Incidentally, the result of an exercise undertaken in 2020 at the behest of Unesco and the Global Partnership for Education (GPE) remains on the GPE website as a draft document. It has evinced little interest of the two education ministries in the country, even though their officials have participated in the exercise.
Meanwhile, children's education remains a tradable commodity, the costs rising with inflation, and subject to forces of market exploitation, which the government can do little to control. As a post-Covid education recovery measure, the government could provide some relief to beleaguered parents by providing financial assistance to all registered schools – government, government-assisted and private – to provide support for the students' educational supplies and extra lessons organised by schools, reducing the need for private tutoring. The government could also cap or eliminate various student fees. These measures have been recommended by the Education Watch and in education discourse as requirements of a learning loss recovery plan.

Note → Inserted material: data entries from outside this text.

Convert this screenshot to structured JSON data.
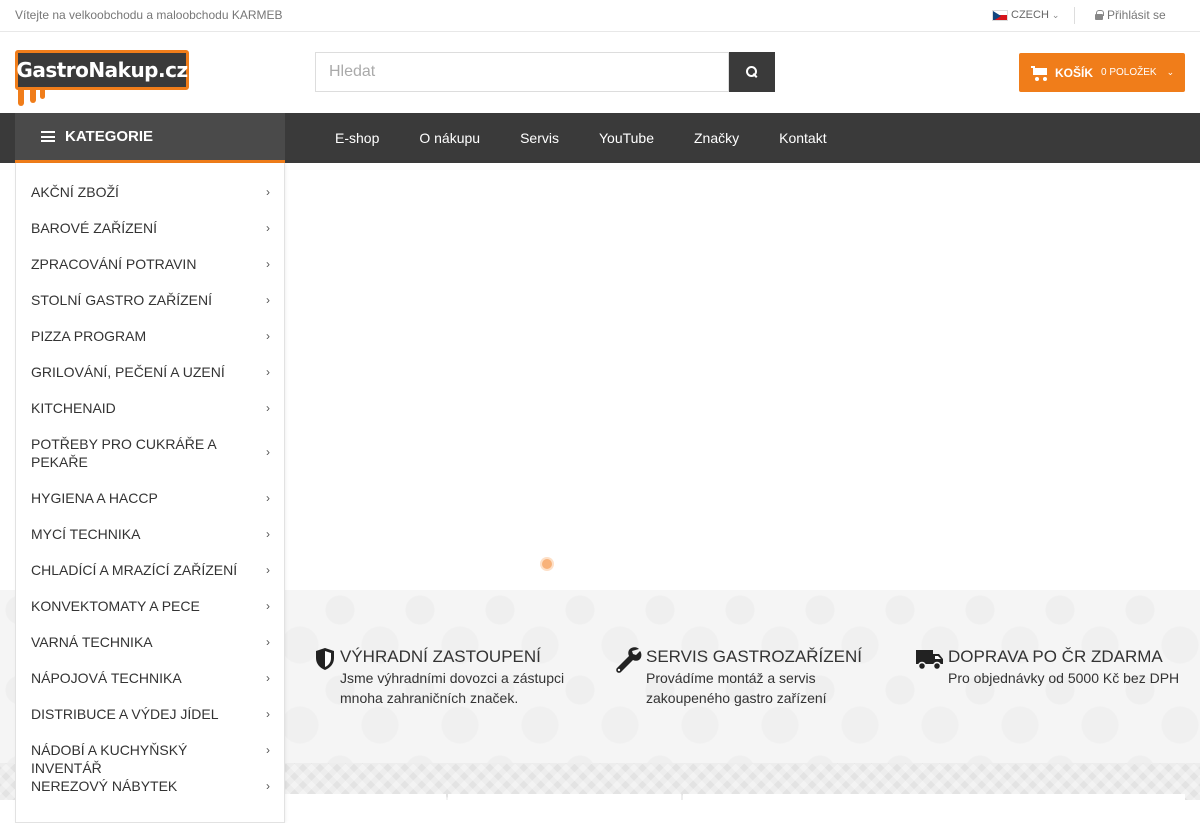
{
  "topbar": {
    "welcome": "Vítejte na velkoobchodu a maloobchodu KARMEB",
    "language": "CZECH",
    "login": "Přihlásit se"
  },
  "header": {
    "logo_text": "GastroNakup.cz",
    "search_placeholder": "Hledat",
    "cart_label": "KOŠÍK",
    "cart_count": "0 POLOŽEK"
  },
  "nav": {
    "categories_label": "KATEGORIE",
    "links": [
      "E-shop",
      "O nákupu",
      "Servis",
      "YouTube",
      "Značky",
      "Kontakt"
    ]
  },
  "categories": [
    "AKČNÍ ZBOŽÍ",
    "BAROVÉ ZAŘÍZENÍ",
    "ZPRACOVÁNÍ POTRAVIN",
    "STOLNÍ GASTRO ZAŘÍZENÍ",
    "PIZZA PROGRAM",
    "GRILOVÁNÍ, PEČENÍ A UZENÍ",
    "KITCHENAID",
    "POTŘEBY PRO CUKRÁŘE A PEKAŘE",
    "HYGIENA A HACCP",
    "MYCÍ TECHNIKA",
    "CHLADÍCÍ A MRAZÍCÍ ZAŘÍZENÍ",
    "KONVEKTOMATY A PECE",
    "VARNÁ TECHNIKA",
    "NÁPOJOVÁ TECHNIKA",
    "DISTRIBUCE A VÝDEJ JÍDEL",
    "NÁDOBÍ A KUCHYŇSKÝ INVENTÁŘ",
    "NEREZOVÝ NÁBYTEK"
  ],
  "features": [
    {
      "icon": "shield-icon",
      "title": "VÝHRADNÍ ZASTOUPENÍ",
      "text": "Jsme výhradními dovozci a zástupci mnoha zahraničních značek."
    },
    {
      "icon": "wrench-icon",
      "title": "SERVIS GASTROZAŘÍZENÍ",
      "text": "Provádíme montáž a servis zakoupeného gastro zařízení"
    },
    {
      "icon": "truck-icon",
      "title": "DOPRAVA PO ČR ZDARMA",
      "text": "Pro objednávky od 5000 Kč bez DPH"
    }
  ],
  "colors": {
    "accent": "#f07d1a",
    "dark": "#3a3a3a"
  }
}
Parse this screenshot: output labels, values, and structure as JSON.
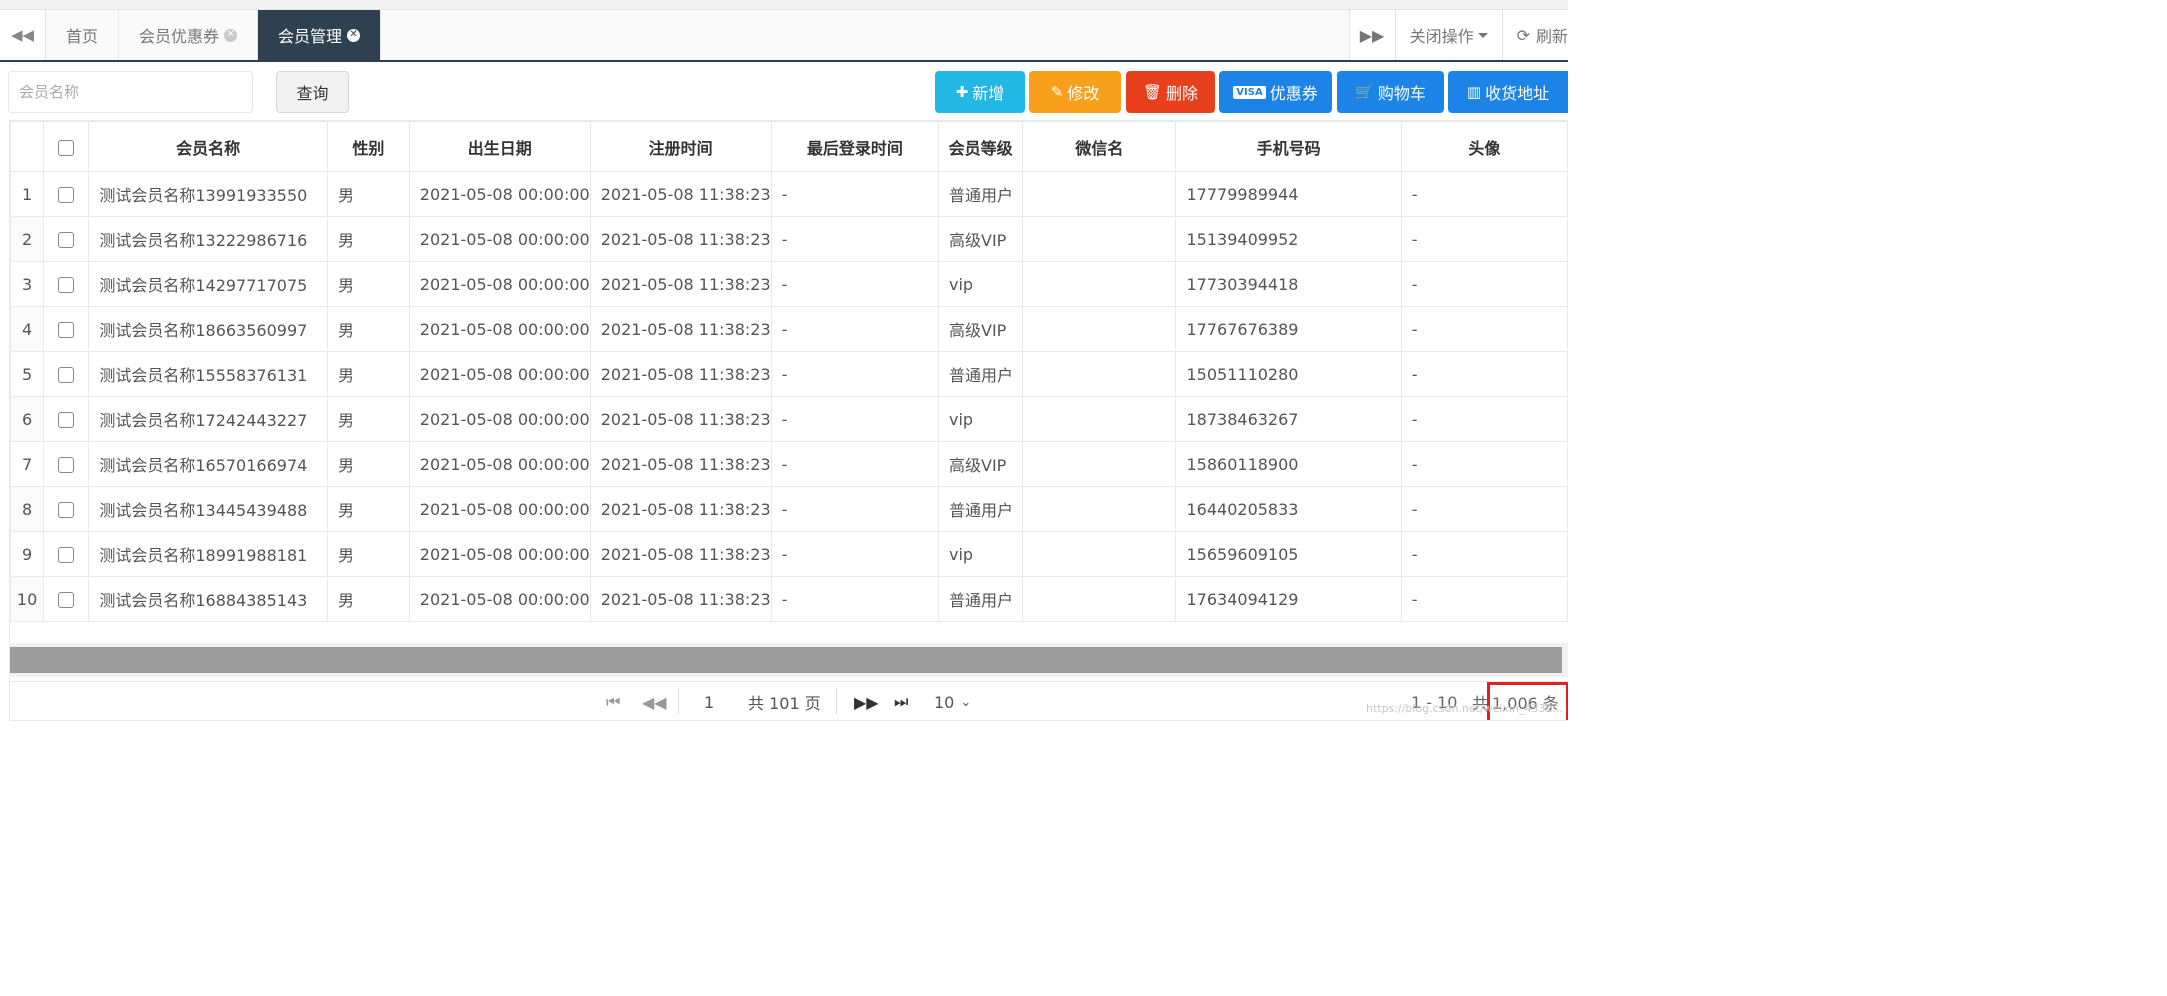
{
  "tabbar": {
    "tabs": [
      {
        "label": "首页",
        "closable": false,
        "active": false
      },
      {
        "label": "会员优惠券",
        "closable": true,
        "active": false
      },
      {
        "label": "会员管理",
        "closable": true,
        "active": true
      }
    ],
    "close_ops_label": "关闭操作",
    "refresh_label": "刷新"
  },
  "toolbar": {
    "search_placeholder": "会员名称",
    "query_label": "查询",
    "buttons": [
      {
        "label": "新增",
        "icon": "plus-icon",
        "color": "#23b7e5"
      },
      {
        "label": "修改",
        "icon": "edit-icon",
        "color": "#f8ac59"
      },
      {
        "label": "删除",
        "icon": "trash-icon",
        "color": "#ed5565"
      },
      {
        "label": "优惠券",
        "icon": "visa-card-icon",
        "color": "#1c84c6"
      },
      {
        "label": "购物车",
        "icon": "cart-icon",
        "color": "#1c84c6"
      },
      {
        "label": "收货地址",
        "icon": "map-icon",
        "color": "#1c84c6"
      }
    ]
  },
  "table": {
    "headers": [
      "会员名称",
      "性别",
      "出生日期",
      "注册时间",
      "最后登录时间",
      "会员等级",
      "微信名",
      "手机号码",
      "头像"
    ],
    "rows": [
      {
        "idx": "1",
        "name": "测试会员名称13991933550",
        "gender": "男",
        "birth": "2021-05-08 00:00:00",
        "reg": "2021-05-08 11:38:23",
        "last": "-",
        "level": "普通用户",
        "wechat": "",
        "phone": "17779989944",
        "avatar": "-"
      },
      {
        "idx": "2",
        "name": "测试会员名称13222986716",
        "gender": "男",
        "birth": "2021-05-08 00:00:00",
        "reg": "2021-05-08 11:38:23",
        "last": "-",
        "level": "高级VIP",
        "wechat": "",
        "phone": "15139409952",
        "avatar": "-"
      },
      {
        "idx": "3",
        "name": "测试会员名称14297717075",
        "gender": "男",
        "birth": "2021-05-08 00:00:00",
        "reg": "2021-05-08 11:38:23",
        "last": "-",
        "level": "vip",
        "wechat": "",
        "phone": "17730394418",
        "avatar": "-"
      },
      {
        "idx": "4",
        "name": "测试会员名称18663560997",
        "gender": "男",
        "birth": "2021-05-08 00:00:00",
        "reg": "2021-05-08 11:38:23",
        "last": "-",
        "level": "高级VIP",
        "wechat": "",
        "phone": "17767676389",
        "avatar": "-"
      },
      {
        "idx": "5",
        "name": "测试会员名称15558376131",
        "gender": "男",
        "birth": "2021-05-08 00:00:00",
        "reg": "2021-05-08 11:38:23",
        "last": "-",
        "level": "普通用户",
        "wechat": "",
        "phone": "15051110280",
        "avatar": "-"
      },
      {
        "idx": "6",
        "name": "测试会员名称17242443227",
        "gender": "男",
        "birth": "2021-05-08 00:00:00",
        "reg": "2021-05-08 11:38:23",
        "last": "-",
        "level": "vip",
        "wechat": "",
        "phone": "18738463267",
        "avatar": "-"
      },
      {
        "idx": "7",
        "name": "测试会员名称16570166974",
        "gender": "男",
        "birth": "2021-05-08 00:00:00",
        "reg": "2021-05-08 11:38:23",
        "last": "-",
        "level": "高级VIP",
        "wechat": "",
        "phone": "15860118900",
        "avatar": "-"
      },
      {
        "idx": "8",
        "name": "测试会员名称13445439488",
        "gender": "男",
        "birth": "2021-05-08 00:00:00",
        "reg": "2021-05-08 11:38:23",
        "last": "-",
        "level": "普通用户",
        "wechat": "",
        "phone": "16440205833",
        "avatar": "-"
      },
      {
        "idx": "9",
        "name": "测试会员名称18991988181",
        "gender": "男",
        "birth": "2021-05-08 00:00:00",
        "reg": "2021-05-08 11:38:23",
        "last": "-",
        "level": "vip",
        "wechat": "",
        "phone": "15659609105",
        "avatar": "-"
      },
      {
        "idx": "10",
        "name": "测试会员名称16884385143",
        "gender": "男",
        "birth": "2021-05-08 00:00:00",
        "reg": "2021-05-08 11:38:23",
        "last": "-",
        "level": "普通用户",
        "wechat": "",
        "phone": "17634094129",
        "avatar": "-"
      }
    ]
  },
  "pager": {
    "current_page": "1",
    "total_pages_label": "共 101 页",
    "page_size": "10",
    "range_label": "1 - 10",
    "total_prefix": "共",
    "total_count": "1,006 条",
    "watermark": "https://blog.csdn.net/weixin_4332..."
  }
}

These necessary interim steps are not substitutes for addressing the larger question of an education sector plan reflecting medium- and longer-term aims and a good-faith effort to implement it. But for now, these will help the parents who are struggling to keep their children in school.
Dr Manzoor Ahmed is professor emeritus at Brac University, chair of Bangladesh ECD Network (BEN), and vice-chair of the Campaign for Popular Education (CAMPE). Views expressed in this article are the author's own.